Anno 2020, un mese prima della prima diffusione del Covid e conseguente clausura spinta.
In famiglia decidemmo gita sci fondistica escursionistica in localita’ dolomitica del cuore. Appena arrivati, di buon mattino ore 8 in mitica valle ..altro che aria fresca : decine e decine di camini di case con prime colonne stentate di fumo e pure mono maxi camino di mega centrale di teleriscaldamento a sfridi e cascami di legna cui non tutti aderirono.Un tanfo di affumicato aderi’ ai vestiti e penetro’nelle narici ed al piu’presto ce la svignammo, rinunciando a shopping e portandoci in altra valle, di quelle semi abbandonate.
Chiesi a dei conoscenti montanari se l’industria del legname locale producesse sfridi a sufficienza per la centrale.. risposta: .. NO un bel viavai rallentante la circolazione., ne occorrevano anche camion che ne importavano da altre zone.In aggiunta, pur essendo la zona dotata di ottime sorgenti, arrivavanoTIR di acque minerali ( molto pubblicizzate negli spot)imbottigliate da lontane fonti.
Dulcis infundo..alcuni ristrutturando casa , si fornivano di legname grezzo e lavorato..in Austria ed est Eu dal minor costo rispetto alle segherie e carpenterie locali…appositi studi di progettazione mandavano via mail il files con i disegni tecnici e le misure.
Anche in bassa pianura e’ esplosa la moda del pellelt e delle stufe-caminetto, ma non tutti bruciano legna adatta.

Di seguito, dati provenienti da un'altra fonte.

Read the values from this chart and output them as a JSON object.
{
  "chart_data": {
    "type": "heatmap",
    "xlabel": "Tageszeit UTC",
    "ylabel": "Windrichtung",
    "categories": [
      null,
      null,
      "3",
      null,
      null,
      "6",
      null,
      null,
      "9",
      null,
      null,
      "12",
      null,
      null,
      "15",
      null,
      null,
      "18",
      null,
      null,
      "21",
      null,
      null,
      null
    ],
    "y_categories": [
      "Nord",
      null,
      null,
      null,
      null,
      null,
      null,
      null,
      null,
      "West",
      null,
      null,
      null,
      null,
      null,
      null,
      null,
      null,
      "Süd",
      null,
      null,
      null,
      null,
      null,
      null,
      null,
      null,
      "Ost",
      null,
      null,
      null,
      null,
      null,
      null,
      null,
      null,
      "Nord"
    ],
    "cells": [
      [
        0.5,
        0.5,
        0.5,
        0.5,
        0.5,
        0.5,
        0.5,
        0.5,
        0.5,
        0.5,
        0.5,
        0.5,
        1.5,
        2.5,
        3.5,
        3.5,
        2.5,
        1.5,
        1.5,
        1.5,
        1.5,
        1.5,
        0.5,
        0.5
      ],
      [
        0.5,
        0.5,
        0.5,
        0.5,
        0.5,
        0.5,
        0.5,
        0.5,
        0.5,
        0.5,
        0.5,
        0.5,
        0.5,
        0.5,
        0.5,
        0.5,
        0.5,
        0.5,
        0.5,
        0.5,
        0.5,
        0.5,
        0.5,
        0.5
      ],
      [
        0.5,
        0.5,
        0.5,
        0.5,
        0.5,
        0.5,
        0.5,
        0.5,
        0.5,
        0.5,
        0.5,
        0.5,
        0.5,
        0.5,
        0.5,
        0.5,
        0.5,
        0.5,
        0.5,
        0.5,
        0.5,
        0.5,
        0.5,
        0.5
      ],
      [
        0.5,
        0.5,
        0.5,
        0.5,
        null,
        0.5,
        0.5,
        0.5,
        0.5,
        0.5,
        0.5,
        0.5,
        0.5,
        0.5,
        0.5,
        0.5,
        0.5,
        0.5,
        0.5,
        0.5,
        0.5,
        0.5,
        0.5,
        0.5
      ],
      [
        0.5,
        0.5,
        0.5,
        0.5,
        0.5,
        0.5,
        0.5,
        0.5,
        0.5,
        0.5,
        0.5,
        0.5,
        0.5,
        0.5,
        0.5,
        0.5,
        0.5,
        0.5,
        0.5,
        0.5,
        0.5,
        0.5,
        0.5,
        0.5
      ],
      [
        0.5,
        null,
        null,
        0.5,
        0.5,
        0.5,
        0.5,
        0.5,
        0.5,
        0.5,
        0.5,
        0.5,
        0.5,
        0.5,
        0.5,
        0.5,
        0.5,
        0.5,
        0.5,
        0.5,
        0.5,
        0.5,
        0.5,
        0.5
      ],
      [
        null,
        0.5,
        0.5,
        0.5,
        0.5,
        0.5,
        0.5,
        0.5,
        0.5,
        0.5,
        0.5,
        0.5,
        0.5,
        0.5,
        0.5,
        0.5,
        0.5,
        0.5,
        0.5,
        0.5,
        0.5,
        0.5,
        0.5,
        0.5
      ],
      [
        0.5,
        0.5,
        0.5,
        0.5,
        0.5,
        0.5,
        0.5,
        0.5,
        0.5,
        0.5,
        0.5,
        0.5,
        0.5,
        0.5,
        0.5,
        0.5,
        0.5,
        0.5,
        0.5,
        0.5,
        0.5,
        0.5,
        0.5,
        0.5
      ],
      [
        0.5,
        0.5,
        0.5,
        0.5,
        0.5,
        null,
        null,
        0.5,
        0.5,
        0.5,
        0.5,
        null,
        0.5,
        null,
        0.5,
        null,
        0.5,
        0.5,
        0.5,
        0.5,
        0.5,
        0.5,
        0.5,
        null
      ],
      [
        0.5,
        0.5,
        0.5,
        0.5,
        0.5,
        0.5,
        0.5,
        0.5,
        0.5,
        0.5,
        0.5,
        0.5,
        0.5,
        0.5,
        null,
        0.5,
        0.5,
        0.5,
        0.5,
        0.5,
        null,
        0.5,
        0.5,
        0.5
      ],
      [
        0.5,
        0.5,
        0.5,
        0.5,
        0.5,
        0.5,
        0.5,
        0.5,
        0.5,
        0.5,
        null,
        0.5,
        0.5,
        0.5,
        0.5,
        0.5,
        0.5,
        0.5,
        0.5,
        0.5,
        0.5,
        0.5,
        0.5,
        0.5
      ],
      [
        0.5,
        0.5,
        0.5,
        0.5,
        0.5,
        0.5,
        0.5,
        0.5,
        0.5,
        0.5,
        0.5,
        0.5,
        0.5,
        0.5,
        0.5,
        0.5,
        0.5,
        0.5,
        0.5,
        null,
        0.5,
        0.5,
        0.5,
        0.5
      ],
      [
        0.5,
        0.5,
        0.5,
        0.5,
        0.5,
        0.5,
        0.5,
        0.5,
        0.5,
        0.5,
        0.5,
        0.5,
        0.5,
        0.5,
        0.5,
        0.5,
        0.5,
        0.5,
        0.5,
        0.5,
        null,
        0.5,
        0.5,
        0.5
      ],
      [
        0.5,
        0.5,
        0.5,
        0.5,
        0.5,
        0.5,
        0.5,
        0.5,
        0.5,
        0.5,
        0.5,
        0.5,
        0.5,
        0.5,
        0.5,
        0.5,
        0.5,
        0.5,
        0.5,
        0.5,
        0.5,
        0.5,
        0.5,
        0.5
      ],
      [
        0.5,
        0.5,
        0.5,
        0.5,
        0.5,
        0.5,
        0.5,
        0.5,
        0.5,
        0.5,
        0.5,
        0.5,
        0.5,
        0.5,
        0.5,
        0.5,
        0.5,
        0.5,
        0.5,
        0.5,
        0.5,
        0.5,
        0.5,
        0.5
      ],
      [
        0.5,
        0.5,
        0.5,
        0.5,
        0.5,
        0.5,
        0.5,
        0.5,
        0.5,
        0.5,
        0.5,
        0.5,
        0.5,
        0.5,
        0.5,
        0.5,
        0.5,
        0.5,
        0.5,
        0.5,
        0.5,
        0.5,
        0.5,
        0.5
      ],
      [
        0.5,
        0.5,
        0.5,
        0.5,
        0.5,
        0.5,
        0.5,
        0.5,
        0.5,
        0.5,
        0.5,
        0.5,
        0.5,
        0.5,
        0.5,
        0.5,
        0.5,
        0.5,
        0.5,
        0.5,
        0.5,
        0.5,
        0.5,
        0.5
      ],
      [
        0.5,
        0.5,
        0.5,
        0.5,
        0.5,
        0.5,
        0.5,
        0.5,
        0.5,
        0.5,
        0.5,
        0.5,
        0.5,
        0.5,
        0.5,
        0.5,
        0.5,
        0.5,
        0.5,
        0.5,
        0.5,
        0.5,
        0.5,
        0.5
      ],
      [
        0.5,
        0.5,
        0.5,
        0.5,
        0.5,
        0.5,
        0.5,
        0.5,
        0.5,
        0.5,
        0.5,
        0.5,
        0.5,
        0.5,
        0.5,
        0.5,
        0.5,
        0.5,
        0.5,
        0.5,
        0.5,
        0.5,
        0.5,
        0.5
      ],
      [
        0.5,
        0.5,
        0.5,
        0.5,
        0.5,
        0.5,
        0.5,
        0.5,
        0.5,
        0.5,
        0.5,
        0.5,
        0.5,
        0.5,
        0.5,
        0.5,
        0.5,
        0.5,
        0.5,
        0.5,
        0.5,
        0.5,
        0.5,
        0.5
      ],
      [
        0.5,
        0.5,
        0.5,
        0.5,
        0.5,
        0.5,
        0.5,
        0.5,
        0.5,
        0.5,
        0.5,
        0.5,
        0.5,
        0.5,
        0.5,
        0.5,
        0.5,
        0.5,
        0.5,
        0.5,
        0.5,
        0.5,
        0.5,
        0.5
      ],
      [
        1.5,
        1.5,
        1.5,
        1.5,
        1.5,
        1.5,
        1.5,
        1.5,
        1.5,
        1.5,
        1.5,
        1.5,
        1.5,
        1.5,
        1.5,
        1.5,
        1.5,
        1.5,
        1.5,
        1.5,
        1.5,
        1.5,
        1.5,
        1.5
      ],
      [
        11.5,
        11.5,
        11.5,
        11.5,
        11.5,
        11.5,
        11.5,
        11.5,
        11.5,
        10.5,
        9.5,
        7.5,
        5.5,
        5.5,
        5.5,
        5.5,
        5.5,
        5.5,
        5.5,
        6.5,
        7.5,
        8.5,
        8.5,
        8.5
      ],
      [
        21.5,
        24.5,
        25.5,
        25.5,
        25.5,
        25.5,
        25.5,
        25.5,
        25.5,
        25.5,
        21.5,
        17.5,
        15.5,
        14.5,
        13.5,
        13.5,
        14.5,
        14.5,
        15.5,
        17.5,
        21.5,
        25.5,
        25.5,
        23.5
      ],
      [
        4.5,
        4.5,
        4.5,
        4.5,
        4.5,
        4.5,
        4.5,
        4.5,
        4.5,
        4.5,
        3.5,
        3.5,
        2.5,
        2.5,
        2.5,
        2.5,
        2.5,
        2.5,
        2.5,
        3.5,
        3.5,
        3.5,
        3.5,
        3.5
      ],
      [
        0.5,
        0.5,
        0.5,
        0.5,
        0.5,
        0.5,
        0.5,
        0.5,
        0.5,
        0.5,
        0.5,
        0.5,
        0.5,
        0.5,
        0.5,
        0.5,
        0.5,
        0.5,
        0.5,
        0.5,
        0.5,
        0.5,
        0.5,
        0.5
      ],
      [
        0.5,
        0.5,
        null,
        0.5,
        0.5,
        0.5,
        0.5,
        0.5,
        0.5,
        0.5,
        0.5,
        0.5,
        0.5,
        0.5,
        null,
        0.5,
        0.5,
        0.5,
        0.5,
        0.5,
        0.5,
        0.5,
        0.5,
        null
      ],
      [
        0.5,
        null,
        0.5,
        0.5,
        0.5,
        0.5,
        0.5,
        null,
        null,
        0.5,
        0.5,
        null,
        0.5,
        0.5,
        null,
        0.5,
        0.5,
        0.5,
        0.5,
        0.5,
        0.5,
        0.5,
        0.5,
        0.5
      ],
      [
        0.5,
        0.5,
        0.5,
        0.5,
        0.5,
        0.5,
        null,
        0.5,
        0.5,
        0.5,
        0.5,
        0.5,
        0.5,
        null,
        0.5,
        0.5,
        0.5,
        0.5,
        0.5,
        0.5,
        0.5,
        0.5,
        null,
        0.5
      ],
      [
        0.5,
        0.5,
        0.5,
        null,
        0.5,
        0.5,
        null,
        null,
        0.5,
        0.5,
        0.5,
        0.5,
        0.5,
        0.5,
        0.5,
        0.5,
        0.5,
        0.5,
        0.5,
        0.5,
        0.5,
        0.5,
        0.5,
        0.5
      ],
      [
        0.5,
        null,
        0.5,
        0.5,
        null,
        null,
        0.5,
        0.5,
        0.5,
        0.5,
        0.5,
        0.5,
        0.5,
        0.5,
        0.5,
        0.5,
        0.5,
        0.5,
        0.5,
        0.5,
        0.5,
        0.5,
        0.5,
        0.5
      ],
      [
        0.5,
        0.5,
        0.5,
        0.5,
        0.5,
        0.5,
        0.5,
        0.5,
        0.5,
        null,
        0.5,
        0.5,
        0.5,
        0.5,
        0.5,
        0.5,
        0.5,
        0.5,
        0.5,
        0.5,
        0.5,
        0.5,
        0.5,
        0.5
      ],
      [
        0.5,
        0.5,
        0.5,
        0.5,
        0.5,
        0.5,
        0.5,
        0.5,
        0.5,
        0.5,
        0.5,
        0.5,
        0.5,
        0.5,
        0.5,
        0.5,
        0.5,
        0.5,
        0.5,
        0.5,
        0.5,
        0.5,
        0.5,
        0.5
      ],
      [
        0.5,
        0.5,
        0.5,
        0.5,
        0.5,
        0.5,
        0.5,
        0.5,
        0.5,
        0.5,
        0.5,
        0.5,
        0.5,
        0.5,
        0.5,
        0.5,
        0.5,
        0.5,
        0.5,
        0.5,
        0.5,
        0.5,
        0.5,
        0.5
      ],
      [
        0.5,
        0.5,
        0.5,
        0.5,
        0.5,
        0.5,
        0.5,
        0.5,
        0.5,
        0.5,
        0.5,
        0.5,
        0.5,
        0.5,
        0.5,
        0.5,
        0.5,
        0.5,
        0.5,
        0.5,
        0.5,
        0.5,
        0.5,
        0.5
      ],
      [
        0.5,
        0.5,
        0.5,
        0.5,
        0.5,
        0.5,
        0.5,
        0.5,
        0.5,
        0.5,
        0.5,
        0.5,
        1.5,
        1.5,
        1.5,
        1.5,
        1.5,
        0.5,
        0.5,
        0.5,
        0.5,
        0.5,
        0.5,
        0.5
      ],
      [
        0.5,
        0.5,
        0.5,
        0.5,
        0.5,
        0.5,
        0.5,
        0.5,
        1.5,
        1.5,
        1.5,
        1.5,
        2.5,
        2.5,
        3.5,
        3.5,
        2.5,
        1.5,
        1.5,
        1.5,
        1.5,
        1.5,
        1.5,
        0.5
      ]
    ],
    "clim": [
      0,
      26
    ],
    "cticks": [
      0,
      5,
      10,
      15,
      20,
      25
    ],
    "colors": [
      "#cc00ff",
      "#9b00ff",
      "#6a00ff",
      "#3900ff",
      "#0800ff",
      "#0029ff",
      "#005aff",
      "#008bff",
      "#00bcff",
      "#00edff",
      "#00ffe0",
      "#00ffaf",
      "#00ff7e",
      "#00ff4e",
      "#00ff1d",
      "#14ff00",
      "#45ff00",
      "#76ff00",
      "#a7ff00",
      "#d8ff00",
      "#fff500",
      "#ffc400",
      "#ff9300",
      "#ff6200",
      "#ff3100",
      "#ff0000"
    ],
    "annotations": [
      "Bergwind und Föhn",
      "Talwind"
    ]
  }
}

Risultato: chi riscalda col metano ( e tassazione relativa)ed ha coibentato il suo edificio, non puo’ aprire le finestre. Si bruciano ritagli di mobilificio e ramaglie di vecchi impianti di vigneto estirpati per far posto al vitigno di moda…o legnami di essenze umide e ammuffite.Fino ad oggi il Comune non ha emanato regolamentazione.Tanto poi di sera e mattina presto chi vuoi che controlli i fumi…a volte una sfumatura nerastra fa sospettare che si elimini assieme al legname pure plastica o rifiuto indifferenziato che smaltito in apposito bidone viene registrato con codice a barre nominativo e messo in bolletta a 3 euro per operazione di conferimento.
Mi sembra di essere stato l’unico a comprare “Norwegian wood”di Lars Mytting.
Quanto agli effetti di uragano Vaia, almeno un ripensamento..quegli abeti rossi schiantati a milioni che tanto ci hanno commosso..sono coltivazione, mentre faggi e larici sono stati progressivamente messi in disparte , in zone dove un tempo crescevano spontaneamente..non rendono.Almeno ora si discute di rivalutarli e di mescolarli ad altre specie “industriali”nelle campagne di reimpianto.Ma noi vecchietti non ci saremo.Ci tocca vedere le enormi cataste di tronchi venduti sottocosto e le ceppaie che marciscono quando non fatte esploldere con candelotti di dinamite ..bella musica rilassante.